The chemokine SDF-1/CXCL12 modulates the firing pattern of vasopressin neurons and counteracts induced vasopressin release through CXCR4

Abstract

Chemokines play a key role in inflammation. They are expressed not only in neuroinflammatory conditions, but also constitutively by different cell types, including neurons in the normal brain, suggesting that they may act as modulators of neuronal functions. Here, we investigated a possible neuroendocrine role of the chemokine stromal cell-derived factor 1 (SDF-1)/CXCL12. We demonstrated the colocalization of SDF-1 and its receptor CXCR4 with arginine vasopressin (AVP) in the magnocellular neurons of the supraoptic nucleus (SON) and the paraventricular hypothalamic nucleus and on AVP projections to the neurohypophysis.
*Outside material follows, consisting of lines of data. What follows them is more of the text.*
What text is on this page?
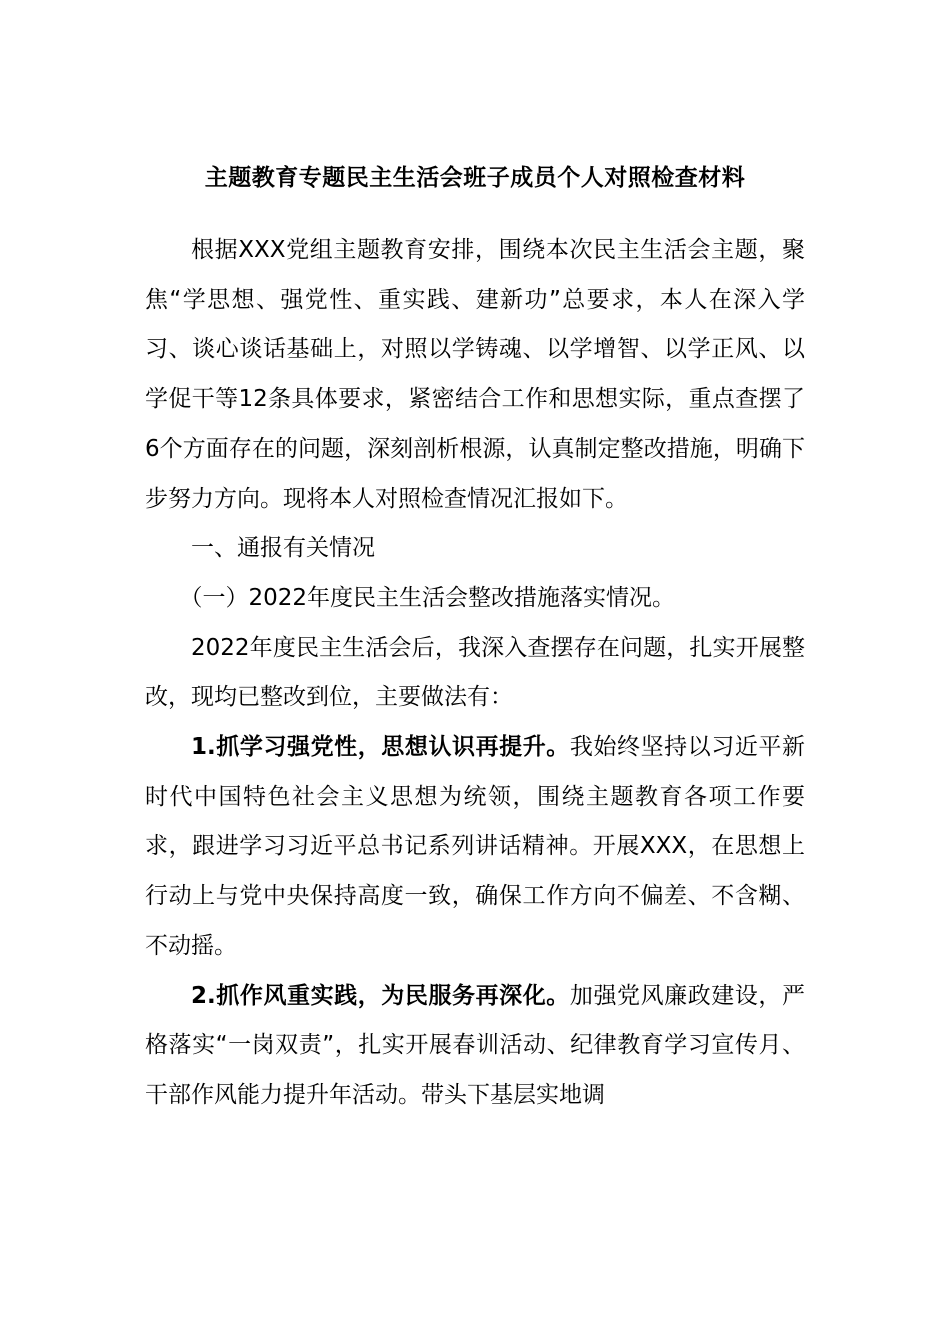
主题教育专题民主生活会班子成员个人对照检查材料

根据XXX党组主题教育安排，围绕本次民主生活会主题，聚焦“学思想、强党性、重实践、建新功”总要求，本人在深入学习、谈心谈话基础上，对照以学铸魂、以学增智、以学正风、以学促干等12条具体要求，紧密结合工作和思想实际，重点查摆了6个方面存在的问题，深刻剖析根源，认真制定整改措施，明确下步努力方向。现将本人对照检查情况汇报如下。

一、通报有关情况

（一）2022年度民主生活会整改措施落实情况。

2022年度民主生活会后，我深入查摆存在问题，扎实开展整改，现均已整改到位，主要做法有：

1.抓学习强党性，思想认识再提升。我始终坚持以习近平新时代中国特色社会主义思想为统领，围绕主题教育各项工作要求，跟进学习习近平总书记系列讲话精神。开展XXX，在思想上行动上与党中央保持高度一致，确保工作方向不偏差、不含糊、不动摇。

2.抓作风重实践，为民服务再深化。加强党风廉政建设，严格落实“一岗双责”，扎实开展春训活动、纪律教育学习宣传月、干部作风能力提升年活动。带头下基层实地调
Electrophysiological recordings of SON neurons demonstrated that SDF-1 affects the electrical activity of AVP neurons through CXCR4, resulting in changes in AVP release. We observed that SDF-1 can blunt the autoregulation of AVP release in vitro and counteract angiotensin II-induced plasma AVP release in vivo. Furthermore, a short-term physiological increase in AVP release induced by enhanced plasma osmolarity, which was produced by the administration of 1 M NaCl i.p., was similarly blocked by central injection of SDF-1 through CXCR4. A change in water balance by long-term salt loading induced a decrease in both SDF-1 and CXCR4 parallel to that of AVP immunostaining in SON. From these data, we demonstrate that chemokine actions in the brain are not restricted to inflammatory processes. We propose to add to the known autoregulation of AVP on its own neurons, a second autocrine system induced by SDF-1 able to modulate central AVP neuronal activity and release.